Really, is that what's he's going to say?


Strange because there's yet to be charges filed, let alone a court date set but Jody David Armour
already 'knows' that Zimmerman will represent himself.


As any educated law professor knows, Zimmerman -- or anyone -- would have to self-represent to speak to the jury during a trial. The defendant is not allowed to address the jury. Even if he takes the stand, a witness is not allowed to address the jury. A witness responds to the judge and the attorneys. Only the judge can address the jury throughout the trial. Opposing counsels get to address the jury twice -- in opening statements and in summations.

Believe it or not, even Jody David Armour knows that. However, you can't demonize Zimmerman for something his attorney does and demonization is all this cable trial has been about. A witch hunt.

It's so very telling that the cable nation decries Zimmerman for vigilantism but they're practicing it themselves.

They have made themselves judge and jury. They know what happened (Martin murdered in cold blood) and they know why (racism) and they can't understand not just why Zimmerman's not been charged but also that you don't start calling for a conviction. You are not the law.

And it's really sad to see the crazy on display. To see the frothing at the mouth and, especially with Cenk, the enjoyment.
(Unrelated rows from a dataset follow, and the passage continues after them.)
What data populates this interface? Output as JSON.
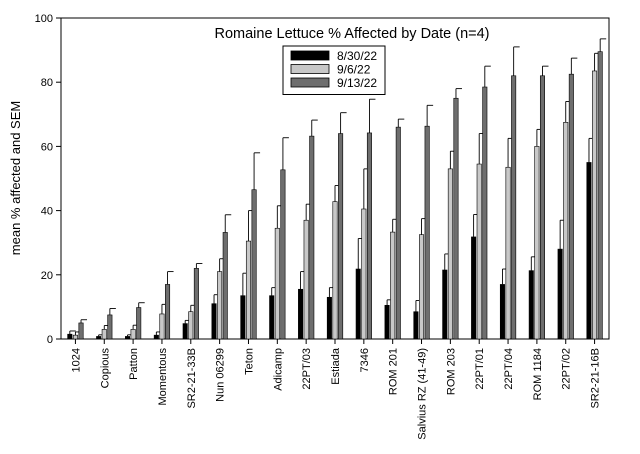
{
  "chart_data": {
    "type": "bar",
    "title": "Romaine Lettuce % Affected by Date (n=4)",
    "xlabel": "",
    "ylabel": "mean % affected and SEM",
    "ylim": [
      0,
      100
    ],
    "yticks": [
      0,
      20,
      40,
      60,
      80,
      100
    ],
    "legend_position": "top-center",
    "categories": [
      "1024",
      "Copious",
      "Patton",
      "Momentous",
      "SR2-21-33B",
      "Nun 06299",
      "Teton",
      "Adicamp",
      "22PT/03",
      "Estiada",
      "7346",
      "ROM 201",
      "Salvius RZ (41-49)",
      "ROM 203",
      "22PT/01",
      "22PT/04",
      "ROM 1184",
      "22PT/02",
      "SR2-21-16B"
    ],
    "series": [
      {
        "name": "8/30/22",
        "color": "#000000",
        "values": [
          1.5,
          0.8,
          0.8,
          1.2,
          4.8,
          11.0,
          13.5,
          13.5,
          15.5,
          13.0,
          21.8,
          10.5,
          8.5,
          21.5,
          31.8,
          17.0,
          21.3,
          28.0,
          55.0
        ],
        "errors": [
          1.0,
          0.5,
          0.5,
          1.0,
          1.0,
          2.8,
          7.0,
          2.5,
          5.5,
          3.0,
          9.5,
          1.7,
          3.5,
          5.0,
          7.0,
          4.8,
          4.3,
          9.0,
          7.5
        ]
      },
      {
        "name": "9/6/22",
        "color": "#c8c8c8",
        "values": [
          1.2,
          3.0,
          3.0,
          7.8,
          8.5,
          21.0,
          30.5,
          34.5,
          37.0,
          42.8,
          40.5,
          33.3,
          32.5,
          53.0,
          54.5,
          53.5,
          60.0,
          67.5,
          83.5
        ],
        "errors": [
          1.0,
          1.2,
          1.3,
          3.0,
          2.0,
          4.0,
          9.5,
          7.0,
          5.0,
          5.0,
          12.5,
          4.0,
          5.0,
          5.5,
          9.5,
          9.0,
          5.3,
          6.5,
          5.5
        ]
      },
      {
        "name": "9/13/22",
        "color": "#6e6e6e",
        "values": [
          5.0,
          7.5,
          9.8,
          17.0,
          22.0,
          33.2,
          46.5,
          52.7,
          63.2,
          64.0,
          64.2,
          66.0,
          66.3,
          75.0,
          78.5,
          82.0,
          82.0,
          82.5,
          89.5
        ],
        "errors": [
          1.0,
          2.0,
          1.5,
          4.0,
          1.5,
          5.5,
          11.5,
          10.0,
          5.0,
          6.5,
          10.5,
          2.5,
          6.5,
          3.0,
          6.5,
          9.0,
          3.0,
          5.0,
          4.0
        ]
      }
    ]
  }
}
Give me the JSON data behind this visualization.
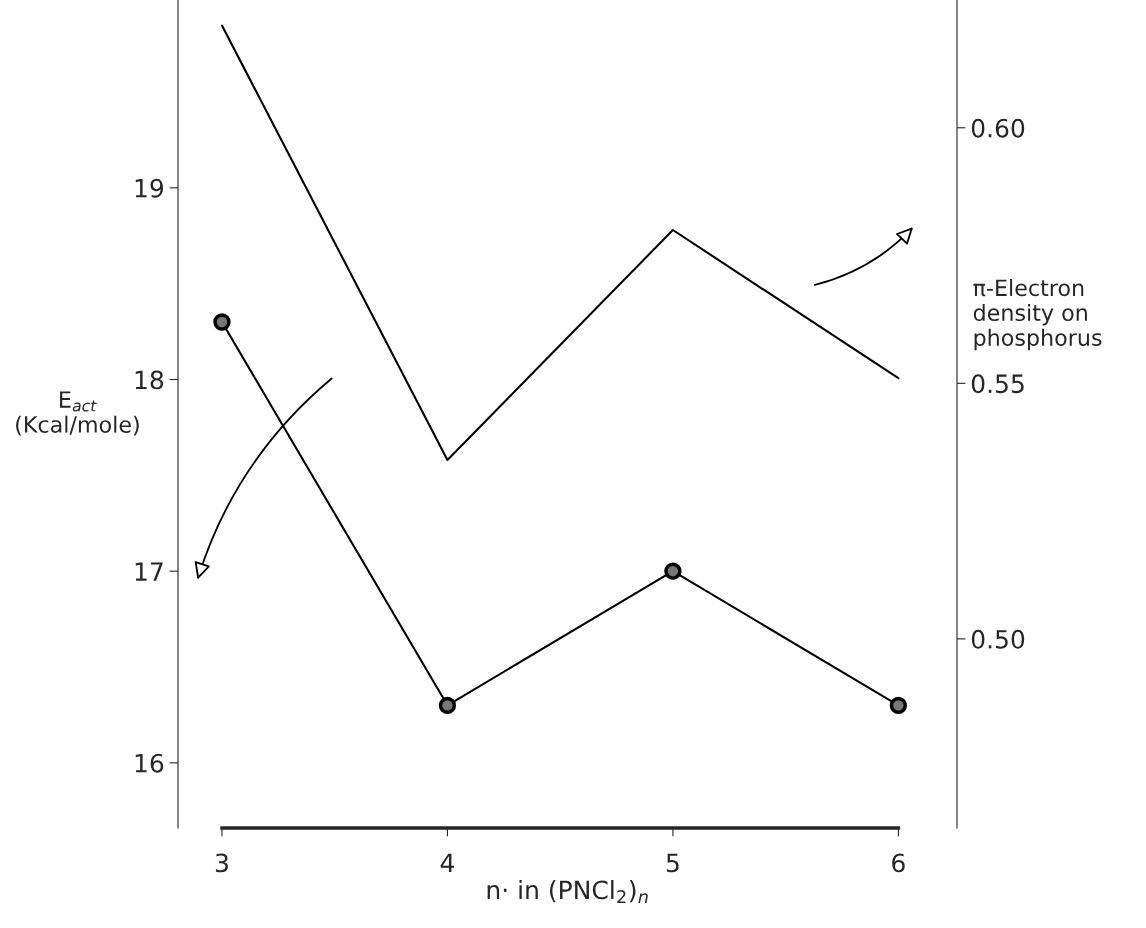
{
  "chart_data": {
    "type": "line",
    "categories": [
      "3",
      "4",
      "5",
      "6"
    ],
    "xlabel": "n· in (PNCl$_{2}$)$_{n}$",
    "ylabel": "E$_{act}$\n(Kcal/mole)",
    "y2label": "π-Electron\ndensity on\nphosphorus",
    "ylim": [
      15.66,
      19.98
    ],
    "yticks": [
      16,
      17,
      18,
      19
    ],
    "y2lim": [
      0.463,
      0.625
    ],
    "y2ticks": [
      {
        "value": 0.5,
        "label": "0.50"
      },
      {
        "value": 0.55,
        "label": "0.55"
      },
      {
        "value": 0.6,
        "label": "0.60"
      }
    ],
    "grid": false,
    "legend": false,
    "series": [
      {
        "color": "#000000",
        "marker": "circle",
        "values": [
          18.3,
          16.3,
          17.0,
          16.3
        ]
      },
      {
        "color": "#000000",
        "marker": "none",
        "axis": "y2",
        "values": [
          0.62,
          0.535,
          0.58,
          0.551
        ]
      }
    ]
  }
}
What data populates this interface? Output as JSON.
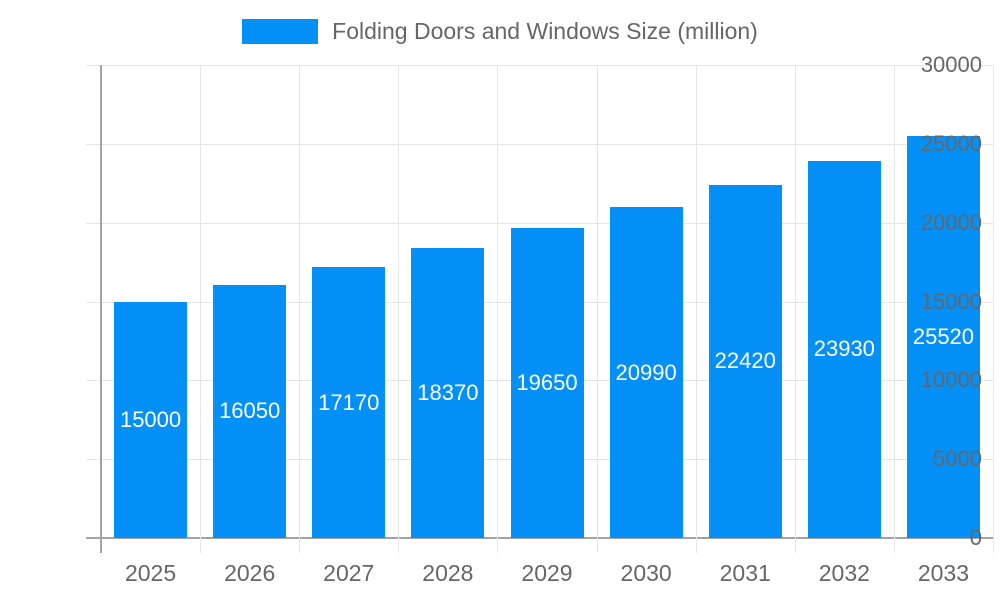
{
  "chart_data": {
    "type": "bar",
    "title": "",
    "legend_label": "Folding Doors and Windows Size (million)",
    "legend_position": "top",
    "categories": [
      "2025",
      "2026",
      "2027",
      "2028",
      "2029",
      "2030",
      "2031",
      "2032",
      "2033"
    ],
    "values": [
      15000,
      16050,
      17170,
      18370,
      19650,
      20990,
      22420,
      23930,
      25520
    ],
    "value_labels": [
      "15000",
      "16050",
      "17170",
      "18370",
      "19650",
      "20990",
      "22420",
      "23930",
      "25520"
    ],
    "xlabel": "",
    "ylabel": "",
    "ylim": [
      0,
      30000
    ],
    "yticks": [
      0,
      5000,
      10000,
      15000,
      20000,
      25000,
      30000
    ],
    "ytick_labels": [
      "0",
      "5000",
      "10000",
      "15000",
      "20000",
      "25000",
      "30000"
    ],
    "grid": true,
    "colors": {
      "bar_fill": "#0590f8",
      "axis_line": "#a3a3a3",
      "grid_line": "#e6e6e6",
      "tick_text": "#666666",
      "legend_text": "#666666",
      "bar_value_text": "#ffffff",
      "background": "#ffffff"
    }
  }
}
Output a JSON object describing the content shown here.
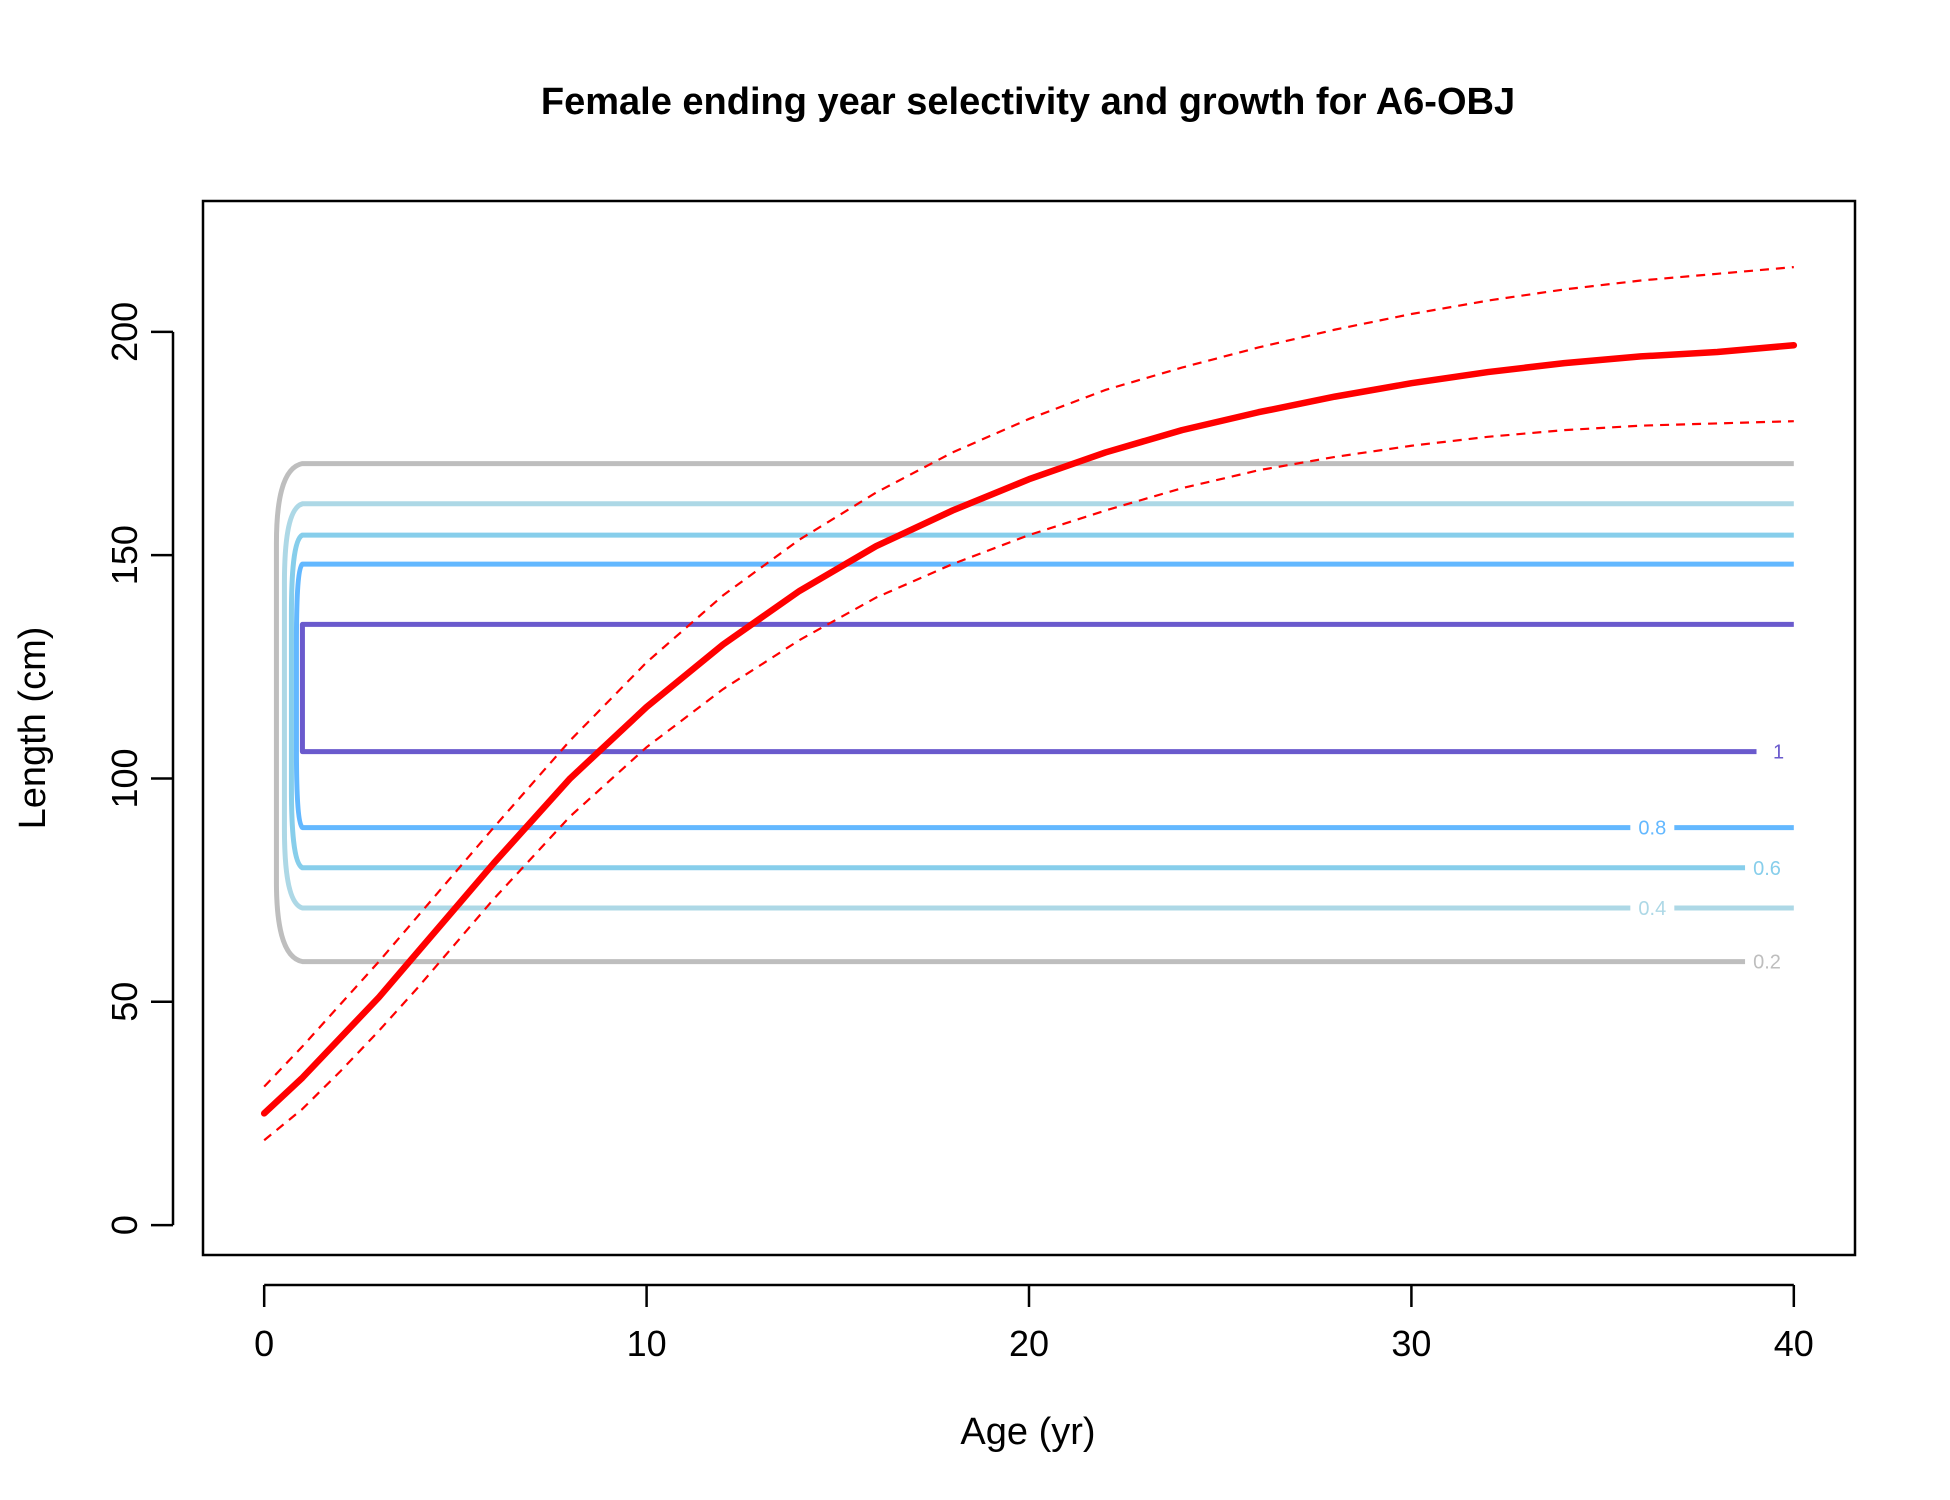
{
  "chart_data": {
    "type": "line",
    "title": "Female ending year selectivity and growth for A6-OBJ",
    "xlabel": "Age (yr)",
    "ylabel": "Length (cm)",
    "xlim": [
      -1.6,
      41.6
    ],
    "ylim": [
      -6.7,
      229.3
    ],
    "x_ticks": [
      0,
      10,
      20,
      30,
      40
    ],
    "y_ticks": [
      0,
      50,
      100,
      150,
      200
    ],
    "grid": false,
    "colors": {
      "growth": "#ff0000",
      "contour_0.2": "#bebebe",
      "contour_0.4": "#add8e6",
      "contour_0.6": "#87ceeb",
      "contour_0.8": "#63b8ff",
      "contour_1": "#6a5acd"
    },
    "growth": {
      "x": [
        0,
        1,
        2,
        3,
        4,
        5,
        6,
        8,
        10,
        12,
        14,
        16,
        18,
        20,
        22,
        24,
        26,
        28,
        30,
        32,
        34,
        36,
        38,
        40
      ],
      "mean": [
        25,
        33,
        42,
        51,
        61,
        71,
        81,
        100,
        116,
        130,
        142,
        152,
        160,
        167,
        173,
        178,
        182,
        185.5,
        188.5,
        191,
        193,
        194.5,
        195.5,
        197
      ],
      "upper": [
        31,
        40,
        49.5,
        59,
        69,
        79,
        89,
        108.5,
        126,
        141,
        153.5,
        164,
        173,
        180.5,
        187,
        192,
        196.5,
        200.5,
        204,
        207,
        209.5,
        211.5,
        213,
        214.5
      ],
      "lower": [
        19,
        26,
        34.5,
        43.5,
        53,
        63,
        73,
        91.5,
        107,
        120,
        131,
        140.5,
        148,
        154.5,
        160,
        165,
        169,
        172,
        174.5,
        176.5,
        178,
        179,
        179.5,
        180
      ]
    },
    "contours": [
      {
        "level": "0.2",
        "label": "0.2",
        "lower": 59,
        "upper": 170.5
      },
      {
        "level": "0.4",
        "label": "0.4",
        "lower": 71,
        "upper": 161.5
      },
      {
        "level": "0.6",
        "label": "0.6",
        "lower": 80,
        "upper": 154.5
      },
      {
        "level": "0.8",
        "label": "0.8",
        "lower": 89,
        "upper": 148
      },
      {
        "level": "1",
        "label": "1",
        "lower": 106,
        "upper": 134.5
      }
    ]
  }
}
If you don't know, there's nothing more fun and emotionally elevating than to call someone else a racist. Doesn't matter if it's true or not, you'll still catch the same giddy high.

And that's all the cable nation has offered us: cries of racism presented as fact when they may or may not be. Zimmerman presented as guilty in the same way Wen Ho Lee was wrongly presented or Richard Jewell was wrongly presented or . . . You get the idea.


No, Lawrence O'Donnell, journalists aren't supposed to be prosecutors. But hour long blocks of speculation aren't supposed to be billed as "news" or "public affairs programming."


What they are is gossip. The gossip mavens of today, these children of Olbermann, picked that up from their Deadbeat Daddy as well. Whenever time permitted (very often, actually), Olbermann would break away from news to attack Paris Hilton or a beauty queen. As the cable nation chases its own tail, how fitting that Keith Olbermann flames out again. It's as if the Idiot Box is saying, "After Cenk Uygur disgraced himself and Current TV with the monologue praising Al Sharpton for covering the case on TV (that coverage is filled with multiple errors including the false claim by Sharpton that the police didn't take Zimmerman's gun) and leading the rallies, we have reached the point where we have surpassed Olbermann and rendered him obsolete."


And facts are rendered obsolete. At this point, it is not known why Martin was shot. Zimmerman may have shot him out of racism, out of hatred for teenagers or any other malice. Or Zimmerman may have a reason -- maybe even a solid reason -- for the shooting. We don't know. But conjecture and speculation reign supreme in Cable Nation. This morning on NPR's Weekend Edition, Eric Deggans offered a very mild critique of the coverage but even he had to note:

Unfortunately, what's also happened is that people have a lot of other discussions they want to have. They want to talk about the demonization of young black men, undue suspicion cast on people of color when they're in certain neighborhoods. They want to talk about how the police investigate crimes involving people of color and they're sort of piling all of these issues on top of a very specific incident that people are trying to get to the truth of. And I think sometimes that clouds the issue and makes it hard for us to figure out exactly what's going on.